The Harris County Commissioners Court enacted the ban on Tuesday for all areas of unincorporated Harris County due to an increased threat of wildfires across the area.
There are now 171 Texas counties with burn bans, including Harris, Galveston, Waller, Fort Bend, Brazoria, Liberty and other surrounding counties.
"Unprecedented temperatures and a lack of rain has elevated KBDI levels for this time of the year" said Fire Marshal Laurie L. Christensen in a statement. "Although we have seen some rain, it's not enough to lower the drought index levels across the county. Don’t be lulled into a false sense of security with rain in parts of Harris County – the vegetation fuels are high due to drought conditions in not only open areas but, residential properties and roadways adjacent to grass and brush."

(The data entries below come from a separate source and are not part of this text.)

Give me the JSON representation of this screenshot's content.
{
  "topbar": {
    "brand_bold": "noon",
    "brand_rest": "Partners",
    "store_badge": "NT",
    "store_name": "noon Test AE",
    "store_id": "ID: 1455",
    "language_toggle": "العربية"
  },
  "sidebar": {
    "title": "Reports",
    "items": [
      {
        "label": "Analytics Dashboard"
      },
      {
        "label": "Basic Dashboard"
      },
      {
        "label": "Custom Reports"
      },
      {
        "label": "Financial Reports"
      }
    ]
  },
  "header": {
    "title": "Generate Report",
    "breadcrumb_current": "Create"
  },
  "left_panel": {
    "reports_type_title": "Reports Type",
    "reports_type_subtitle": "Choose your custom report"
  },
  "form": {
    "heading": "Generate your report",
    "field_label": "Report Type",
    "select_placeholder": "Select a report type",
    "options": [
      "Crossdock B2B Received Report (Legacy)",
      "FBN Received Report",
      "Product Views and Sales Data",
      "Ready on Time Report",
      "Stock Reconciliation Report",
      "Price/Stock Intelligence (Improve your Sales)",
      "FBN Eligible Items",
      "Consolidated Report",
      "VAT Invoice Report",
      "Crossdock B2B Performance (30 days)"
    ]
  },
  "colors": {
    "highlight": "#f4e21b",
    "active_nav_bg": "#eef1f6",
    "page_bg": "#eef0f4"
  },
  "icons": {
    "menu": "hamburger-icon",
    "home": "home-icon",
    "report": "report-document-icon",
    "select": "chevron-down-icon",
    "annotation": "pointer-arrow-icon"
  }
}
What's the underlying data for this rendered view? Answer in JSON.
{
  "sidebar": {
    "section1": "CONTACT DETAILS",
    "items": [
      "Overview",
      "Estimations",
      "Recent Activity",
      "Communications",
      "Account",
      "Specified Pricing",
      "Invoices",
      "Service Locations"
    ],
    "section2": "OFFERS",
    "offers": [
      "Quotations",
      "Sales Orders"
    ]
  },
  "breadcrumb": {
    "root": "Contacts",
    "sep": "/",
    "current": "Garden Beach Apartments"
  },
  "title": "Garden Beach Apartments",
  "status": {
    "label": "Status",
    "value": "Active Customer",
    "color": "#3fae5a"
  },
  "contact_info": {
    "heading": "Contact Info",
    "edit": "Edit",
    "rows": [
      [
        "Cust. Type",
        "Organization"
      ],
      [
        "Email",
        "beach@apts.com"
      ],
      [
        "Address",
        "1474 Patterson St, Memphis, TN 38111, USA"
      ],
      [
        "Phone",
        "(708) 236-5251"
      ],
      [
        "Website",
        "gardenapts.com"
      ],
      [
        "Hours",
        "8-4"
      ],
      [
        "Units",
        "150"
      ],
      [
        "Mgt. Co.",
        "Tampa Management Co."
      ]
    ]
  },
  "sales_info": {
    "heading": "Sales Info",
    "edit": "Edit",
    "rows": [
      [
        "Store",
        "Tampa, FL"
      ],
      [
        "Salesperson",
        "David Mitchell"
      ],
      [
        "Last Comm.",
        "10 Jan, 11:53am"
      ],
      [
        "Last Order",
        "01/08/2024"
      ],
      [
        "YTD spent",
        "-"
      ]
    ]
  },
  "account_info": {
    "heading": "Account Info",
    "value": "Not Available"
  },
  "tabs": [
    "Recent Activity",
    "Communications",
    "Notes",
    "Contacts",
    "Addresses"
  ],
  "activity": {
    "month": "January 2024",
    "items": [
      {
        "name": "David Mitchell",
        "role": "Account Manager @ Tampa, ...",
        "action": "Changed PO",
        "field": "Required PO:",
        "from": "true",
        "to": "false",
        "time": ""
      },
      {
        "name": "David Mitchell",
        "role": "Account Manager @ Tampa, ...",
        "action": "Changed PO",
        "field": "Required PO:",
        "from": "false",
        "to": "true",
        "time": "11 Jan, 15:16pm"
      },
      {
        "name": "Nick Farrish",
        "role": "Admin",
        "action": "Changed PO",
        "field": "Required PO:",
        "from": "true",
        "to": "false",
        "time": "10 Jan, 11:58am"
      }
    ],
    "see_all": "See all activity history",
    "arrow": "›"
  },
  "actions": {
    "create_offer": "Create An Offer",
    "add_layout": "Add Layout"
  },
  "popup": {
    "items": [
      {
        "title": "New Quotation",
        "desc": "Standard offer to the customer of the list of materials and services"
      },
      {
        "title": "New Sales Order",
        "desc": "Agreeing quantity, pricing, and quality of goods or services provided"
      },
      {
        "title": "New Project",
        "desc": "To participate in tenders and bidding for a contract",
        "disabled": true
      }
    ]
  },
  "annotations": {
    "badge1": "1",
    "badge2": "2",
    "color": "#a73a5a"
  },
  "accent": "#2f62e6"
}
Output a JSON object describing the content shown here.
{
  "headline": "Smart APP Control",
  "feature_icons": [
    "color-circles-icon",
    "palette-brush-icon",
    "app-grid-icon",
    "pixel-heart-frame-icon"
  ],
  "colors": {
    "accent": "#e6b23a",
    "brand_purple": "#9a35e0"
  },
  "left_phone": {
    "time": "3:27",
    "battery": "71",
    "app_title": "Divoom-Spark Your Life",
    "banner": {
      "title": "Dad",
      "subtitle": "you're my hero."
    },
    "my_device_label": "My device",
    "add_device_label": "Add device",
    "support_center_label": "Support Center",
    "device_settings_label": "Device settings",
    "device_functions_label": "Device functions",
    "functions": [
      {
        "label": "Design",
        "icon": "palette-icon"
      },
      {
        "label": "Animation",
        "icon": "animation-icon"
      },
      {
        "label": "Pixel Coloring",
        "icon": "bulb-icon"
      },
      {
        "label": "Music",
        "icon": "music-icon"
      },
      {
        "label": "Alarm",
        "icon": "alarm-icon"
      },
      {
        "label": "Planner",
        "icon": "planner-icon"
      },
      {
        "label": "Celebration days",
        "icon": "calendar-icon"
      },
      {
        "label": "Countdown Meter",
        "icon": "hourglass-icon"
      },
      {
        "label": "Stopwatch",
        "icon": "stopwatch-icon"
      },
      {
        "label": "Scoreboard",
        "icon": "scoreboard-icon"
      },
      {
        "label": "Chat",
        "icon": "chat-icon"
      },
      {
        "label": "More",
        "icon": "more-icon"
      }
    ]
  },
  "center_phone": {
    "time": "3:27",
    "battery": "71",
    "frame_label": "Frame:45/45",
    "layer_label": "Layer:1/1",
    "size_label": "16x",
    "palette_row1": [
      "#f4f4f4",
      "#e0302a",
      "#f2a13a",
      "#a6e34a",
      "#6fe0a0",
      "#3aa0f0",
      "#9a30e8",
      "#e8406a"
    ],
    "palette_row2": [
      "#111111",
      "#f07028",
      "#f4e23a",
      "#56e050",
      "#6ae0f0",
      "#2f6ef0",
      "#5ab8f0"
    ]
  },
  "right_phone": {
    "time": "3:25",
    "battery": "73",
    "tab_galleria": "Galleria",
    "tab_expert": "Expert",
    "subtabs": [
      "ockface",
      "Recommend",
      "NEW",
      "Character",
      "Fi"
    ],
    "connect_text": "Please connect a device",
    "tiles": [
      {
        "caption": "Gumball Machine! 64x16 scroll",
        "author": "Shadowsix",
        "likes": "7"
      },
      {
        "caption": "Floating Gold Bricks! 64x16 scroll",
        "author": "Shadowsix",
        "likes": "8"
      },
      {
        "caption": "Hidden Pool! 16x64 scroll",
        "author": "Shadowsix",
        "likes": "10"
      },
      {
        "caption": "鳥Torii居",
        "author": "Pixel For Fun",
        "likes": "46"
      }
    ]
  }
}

The news comes ahead of the Fourth of July holiday, but fireworks sales can continue because the ban did not meet the legislative criteria for implementation based on the KBDI numbers on June 15.
The Fire Marshals Office is strongly encouraging all residents to attend professional fireworks displays.
For those who want to operate their own fireworks, you're urged to read the cautionary labels, have a water source near in case of emergencies, and soak used fireworks before disposing them in the trash.
No outdoor burning is allowed except: in an enclosure that contains all flames and/or sparks; outdoor burning activities authorized by TCEQ; approved ceremonial fires; non-commercial cooking such as backyard cookouts and barbeques are allowed; and welding and other "hot work" performed in accordance with county fire code requirements.
Those who violate the burn ban face a Class C misdemeanor, punishable by up to a $500 fine. In addition, any person who starts a fire that causes damage to property without the consent of the owner may be charged with Reckless Damage or Destruction, a Class C misdemeanor, or arson, a felony.
If you see an unattended fire, call 9-1-1 and notify your local fire department immediately. Even a small fire can spread quickly and threaten people and property.